For those with the Navigation controller, the Precision has an optional attachment that can be placed at the front of the gun, serving as both a handle and a shell that the Navigation will fit into snugly. This provides the option of using both hands, and move and shoot accordingly. It doesn't take long to get used to and adds an overall authentic feel to the already well-designed controller. In addition, it can be removed, granting you a more "pistol" feel.
I spoke earlier on the lack of a reload button, but I actually prefer it that way. With the Sharp Shooter the most comfortable option is to place your hand near the bottom, at which point you can inadvertently reload in the middle of a fire fight. Here, there are no accidental reloads or missed buttons. The way the gun is designed provides a smooth, calculated experience.
The only real issue I encountered was in playing Resident Evil 5 but most of that falls on the game's design, not the controller's. Pulling the trigger will simply put Chris or Sheeva into fight mode, and you're still left having to push the Move button to fire. Since the trigger and the Move button are so far away it only leaves the gamer with one of two options: grow a third arm, or have someone else navigate for you.
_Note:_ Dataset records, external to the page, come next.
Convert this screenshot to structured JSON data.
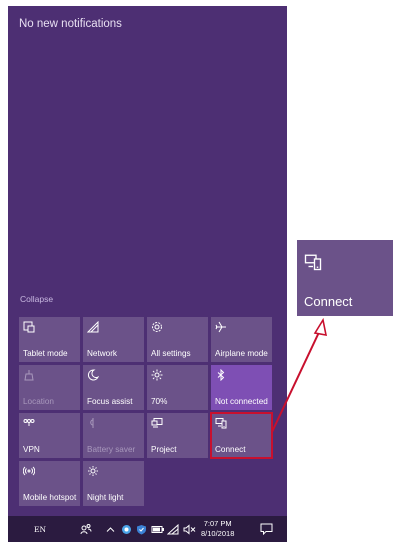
{
  "notifications": {
    "empty_text": "No new notifications"
  },
  "collapse_label": "Collapse",
  "tiles": [
    {
      "label": "Tablet mode",
      "icon": "tablet-mode-icon",
      "state": "normal"
    },
    {
      "label": "Network",
      "icon": "network-icon",
      "state": "normal"
    },
    {
      "label": "All settings",
      "icon": "gear-icon",
      "state": "normal"
    },
    {
      "label": "Airplane mode",
      "icon": "airplane-icon",
      "state": "normal"
    },
    {
      "label": "Location",
      "icon": "location-icon",
      "state": "off"
    },
    {
      "label": "Focus assist",
      "icon": "moon-icon",
      "state": "normal"
    },
    {
      "label": "70%",
      "icon": "brightness-icon",
      "state": "normal"
    },
    {
      "label": "Not connected",
      "icon": "bluetooth-icon",
      "state": "on"
    },
    {
      "label": "VPN",
      "icon": "vpn-icon",
      "state": "normal"
    },
    {
      "label": "Battery saver",
      "icon": "battery-saver-icon",
      "state": "off"
    },
    {
      "label": "Project",
      "icon": "project-icon",
      "state": "normal"
    },
    {
      "label": "Connect",
      "icon": "connect-icon",
      "state": "normal",
      "highlighted": true
    },
    {
      "label": "Mobile hotspot",
      "icon": "mobile-hotspot-icon",
      "state": "normal"
    },
    {
      "label": "Night light",
      "icon": "night-light-icon",
      "state": "normal"
    }
  ],
  "taskbar": {
    "language": "EN",
    "time": "7:07 PM",
    "date": "8/10/2018"
  },
  "callout": {
    "label": "Connect",
    "icon": "connect-icon"
  },
  "colors": {
    "panel_bg": "#4d2f73",
    "tile_bg": "#6b5289",
    "tile_active_bg": "#7e4fb4",
    "highlight": "#c8102e",
    "taskbar_bg": "#2b1b40"
  }
}
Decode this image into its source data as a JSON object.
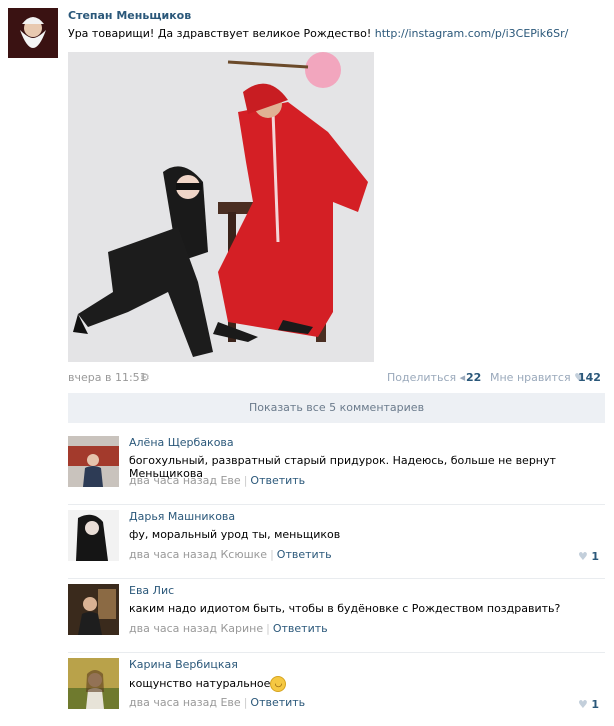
{
  "post": {
    "author": "Степан Меньщиков",
    "text": "Ура товарищи! Да здравствует великое Рождество!",
    "link": "http://instagram.com/p/i3CEPik6Sr/",
    "date": "вчера в 11:51",
    "share_label": "Поделиться",
    "share_count": "22",
    "like_label": "Мне нравится",
    "like_count": "142",
    "show_all": "Показать все 5 комментариев"
  },
  "comments": [
    {
      "name": "Алёна Щербакова",
      "text": "богохульный, развратный старый придурок. Надеюсь, больше не вернут Меньщикова",
      "time": "два часа назад Еве",
      "reply": "Ответить",
      "likes": ""
    },
    {
      "name": "Дарья Машникова",
      "text": "фу, моральный урод ты, меньщиков",
      "time": "два часа назад Ксюшке",
      "reply": "Ответить",
      "likes": "1"
    },
    {
      "name": "Ева Лис",
      "text": "каким надо идиотом быть, чтобы в будёновке с Рождеством поздравить?",
      "time": "два часа назад Карине",
      "reply": "Ответить",
      "likes": ""
    },
    {
      "name": "Карина Вербицкая",
      "text": "кощунство натуральное",
      "time": "два часа назад Еве",
      "reply": "Ответить",
      "likes": "1"
    }
  ],
  "colors": {
    "link": "#2b587a",
    "bar": "#edf0f4"
  }
}
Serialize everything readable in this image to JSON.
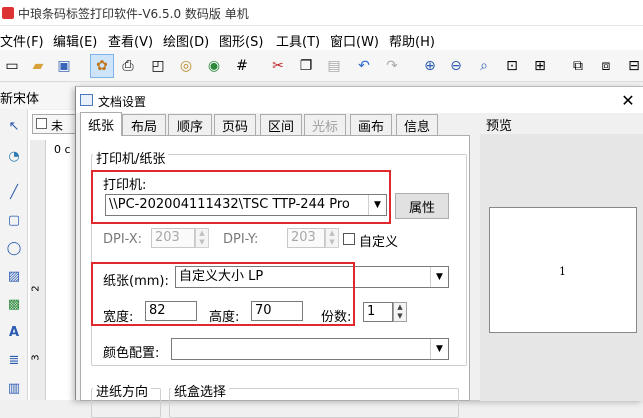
{
  "app": {
    "title": "中琅条码标签打印软件-V6.5.0 数码版 单机"
  },
  "menu": [
    "文件(F)",
    "编辑(E)",
    "查看(V)",
    "绘图(D)",
    "图形(S)",
    "工具(T)",
    "窗口(W)",
    "帮助(H)"
  ],
  "font_name": "新宋体",
  "doc_tab": "未",
  "canvas_label": "0 c",
  "ruler_marks": [
    "2",
    "3"
  ],
  "dialog": {
    "title": "文档设置",
    "close": "✕",
    "tabs": [
      "纸张",
      "布局",
      "顺序",
      "页码",
      "区间",
      "光标",
      "画布",
      "信息"
    ],
    "active_tab": "纸张",
    "disabled_tab": "光标",
    "group_title": "打印机/纸张",
    "printer_label": "打印机:",
    "printer_value": "\\\\PC-202004111432\\TSC TTP-244 Pro",
    "properties_button": "属性",
    "dpi_x_label": "DPI-X:",
    "dpi_x_value": "203",
    "dpi_y_label": "DPI-Y:",
    "dpi_y_value": "203",
    "custom_label": "自定义",
    "paper_label": "纸张(mm):",
    "paper_value": "自定义大小 LP",
    "width_label": "宽度:",
    "width_value": "82",
    "height_label": "高度:",
    "height_value": "70",
    "copies_label": "份数:",
    "copies_value": "1",
    "color_label": "颜色配置:",
    "color_value": "",
    "feed_label": "进纸方向",
    "tray_label": "纸盒选择",
    "preview_label": "预览",
    "preview_page_number": "1"
  },
  "colors": {
    "highlight": "#e0282e",
    "accent": "#cde4fb"
  }
}
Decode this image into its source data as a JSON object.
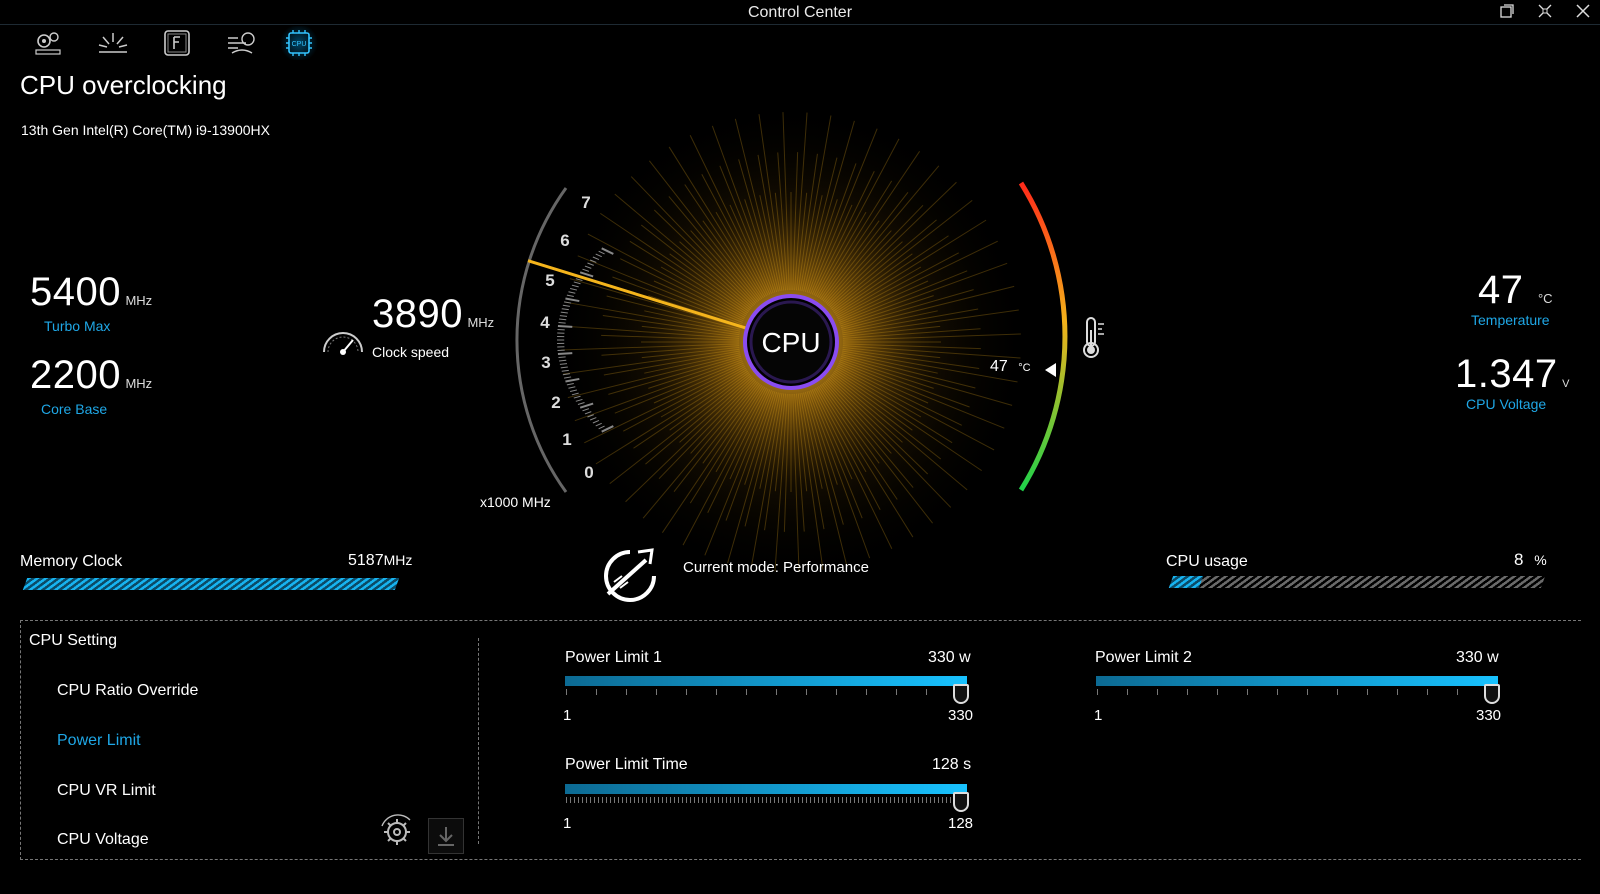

At some point, I'm hoping either Resident Evil will change their format or Sony will attach a second Move button to the navigation. For now, though, that doesn't affect all the positive aspects of the Precision Shot 3. It's quick, precise, sturdy and well constructed. It's easy to switch over from gun to hand-held and requires little-to-no calibration with most games. And at half the price of the Sharp Shooter it may indeed be the superior option.